Checkpoints and savepoints

To ensure recovery from possible job failures, IBM® Business Automation Insights uses Apache Flink checkpoints and savepoints, and high availability mode.

Checkpoints

Business Automation Insights processing jobs are stateful. For the state to be fault tolerant, checkpoints are checked at regular intervals. Checkpoints are stored in the persistent volume (PV) in the /checkpoints folder.

 New in 18.0.2  The /checkpoints folder contains one subfolder for each processing job.

You can modify the checkpointing frequency in the Apache Flink Job Checkpointing Interval option in IBM Business Automation Configuration Container when you install Business Automation Insights or the value of the flink.jobCheckpointingInterval parameter on the Helm command line when update your deployed Business Automation Insights configuration. This property sets the number of milliseconds between two consecutive checkpoints. The default value is 5000 ms.

Savepoints

Savepoints are created by the job submitters each time a new version of the processing job is deployed so that the job stops safely and the new job version redeploys from the new savepoint created. Savepoints are stored in the persistent volume in the /savepoints folder.
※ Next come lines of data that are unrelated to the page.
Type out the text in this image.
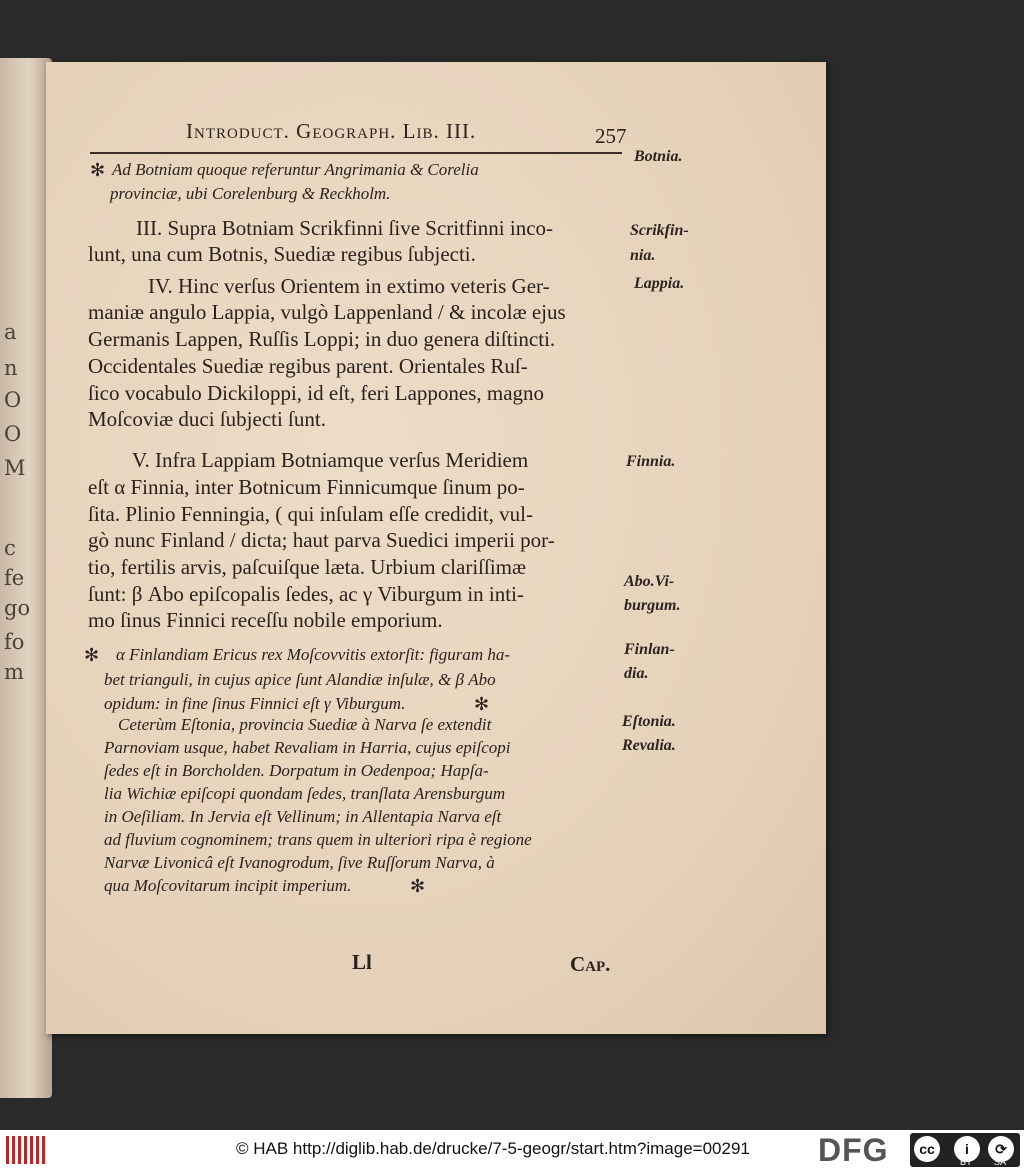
a
n
O
O
M
c
fe
go
fo
m
Introduct. Geograph. Lib. III.	257
Ad Botniam quoque referuntur Angrimania & Corelia
provinciæ, ubi Corelenburg & Reckholm.
III. Supra Botniam Scrikfinni ſive Scritfinni inco-
lunt, una cum Botnis, Suediæ regibus ſubjecti.
IV. Hinc verſus Orientem in extimo veteris Ger-
maniæ angulo Lappia, vulgò Lappenland / & incolæ ejus
Germanis Lappen, Ruſſis Loppi; in duo genera diſtincti.
Occidentales Suediæ regibus parent. Orientales Ruſ-
ſico vocabulo Dickiloppi, id eſt, feri Lappones, magno
Moſcoviæ duci ſubjecti ſunt.
V. Infra Lappiam Botniamque verſus Meridiem
eſt α Finnia, inter Botnicum Finnicumque ſinum po-
ſita. Plinio Fenningia, ( qui inſulam eſſe credidit, vul-
gò nunc Finland / dicta; haut parva Suedici imperii por-
tio, fertilis arvis, paſcuiſque læta. Urbium clariſſimæ
ſunt: β Abo epiſcopalis ſedes, ac γ Viburgum in inti-
mo ſinus Finnici receſſu nobile emporium.
α Finlandiam Ericus rex Moſcovvitis extorſit: figuram ha-
bet trianguli, in cujus apice ſunt Alandiæ inſulæ, & β Abo
opidum: in fine ſinus Finnici eſt γ Viburgum.
Ceterùm Eſtonia, provincia Suediæ à Narva ſe extendit
Parnoviam usque, habet Revaliam in Harria, cujus epiſcopi
ſedes eſt in Borcholden. Dorpatum in Oedenpoa; Hapſa-
lia Wichiæ epiſcopi quondam ſedes, tranſlata Arensburgum
in Oeſiliam. In Jervia eſt Vellinum; in Allentapia Narva eſt
ad fluvium cognominem; trans quem in ulteriori ripa è regione
Narvæ Livonicâ eſt Ivanogrodum, ſive Ruſſorum Narva, à
qua Moſcovitarum incipit imperium.
✻
✻
✻
✻
Botnia.
Scrikfin-
nia.
Lappia.
Finnia.
Abo.Vi-
burgum.
Finlan-
dia.
Eſtonia.
Revalia.
Ll	Cap.
© HAB http://diglib.hab.de/drucke/7-5-geogr/start.htm?image=00291 DFG	cc	i	⟳
BY SA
 New in 18.0.2  The /savepoints folder contains one subfolder for each processing job.

RocksDB State backend

Business Automation Insights processing jobs use the RocksDB state backend to store the checkpoints and savepoints in the persistent volume. To configure RocksDB, use Flink predefined configuration options for this state backend. You can then update those options by modifying the Apache Flink RocksDB Options Set (flink.rocksdbOptionsSet) property in the Helm release. The DEFAULT option is used by default.
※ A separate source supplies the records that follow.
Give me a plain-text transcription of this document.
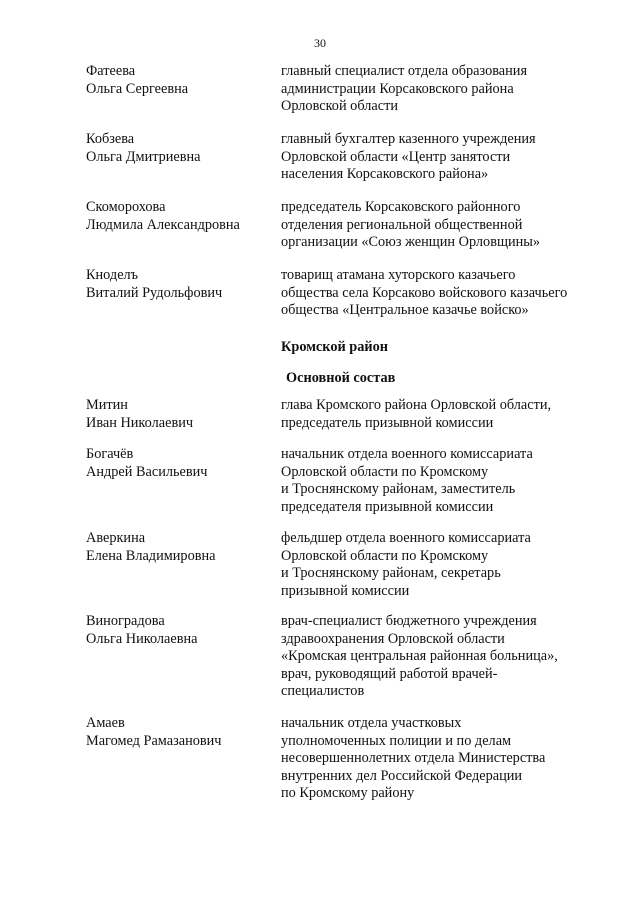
30
Фатеева
Ольга Сергеевна
главный специалист отдела образования
администрации Корсаковского района
Орловской области
Кобзева
Ольга Дмитриевна
главный бухгалтер казенного учреждения
Орловской области «Центр занятости
населения Корсаковского района»
Скоморохова
Людмила Александровна
председатель Корсаковского районного
отделения региональной общественной
организации «Союз женщин Орловщины»
Кноделъ
Виталий Рудольфович
товарищ атамана хуторского казачьего
общества села Корсаково войскового казачьего
общества «Центральное казачье войско»
Кромской район
Основной состав
Митин
Иван Николаевич
глава Кромского района Орловской области,
председатель призывной комиссии
Богачёв
Андрей Васильевич
начальник отдела военного комиссариата
Орловской области по Кромскому
и Троснянскому районам, заместитель
председателя призывной комиссии
Аверкина
Елена Владимировна
фельдшер отдела военного комиссариата
Орловской области по Кромскому
и Троснянскому районам, секретарь
призывной комиссии
Виноградова
Ольга Николаевна
врач-специалист бюджетного учреждения
здравоохранения Орловской области
«Кромская центральная районная больница»,
врач, руководящий работой врачей-
специалистов
Амаев
Магомед Рамазанович
начальник отдела участковых
уполномоченных полиции и по делам
несовершеннолетних отдела Министерства
внутренних дел Российской Федерации
по Кромскому району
For more information about these options, see the page for predefined options in the Flink documentation.
Note: Modifying RocksDB options might increase or decrease memory consumption by task managers.

Failure and recovery

If any of the cluster components crashes after the new instance is brought back by Kubernetes, Flink recovers the jobs automatically. The recovered job is restarted from the latest successful checkpoint, and the processing resumes from where it was before the failure.

If the failure occurs while a processing job is in progress, for example because of a wrong job parameter value, such as unauthorized access to the Elasticsearch or HDFS servers, the job restarts from the latest checkpoint. If the issue is not corrected, the job fails again and restarts from the latest checkpoint, and so on. In such cases, the issue can be resolved on the external service. The job will eventually run correctly again and event processing will resume from where it left off before the failure. If the issue can be solved by updating the job configuration, update the new values as described in Apache Flink parameters. In this case, a savepoint is created before the job is updated; then the job is canceled and the new version is submitted to the cluster through the savepoint that was created to enable the processing to resume from where it was before the failure.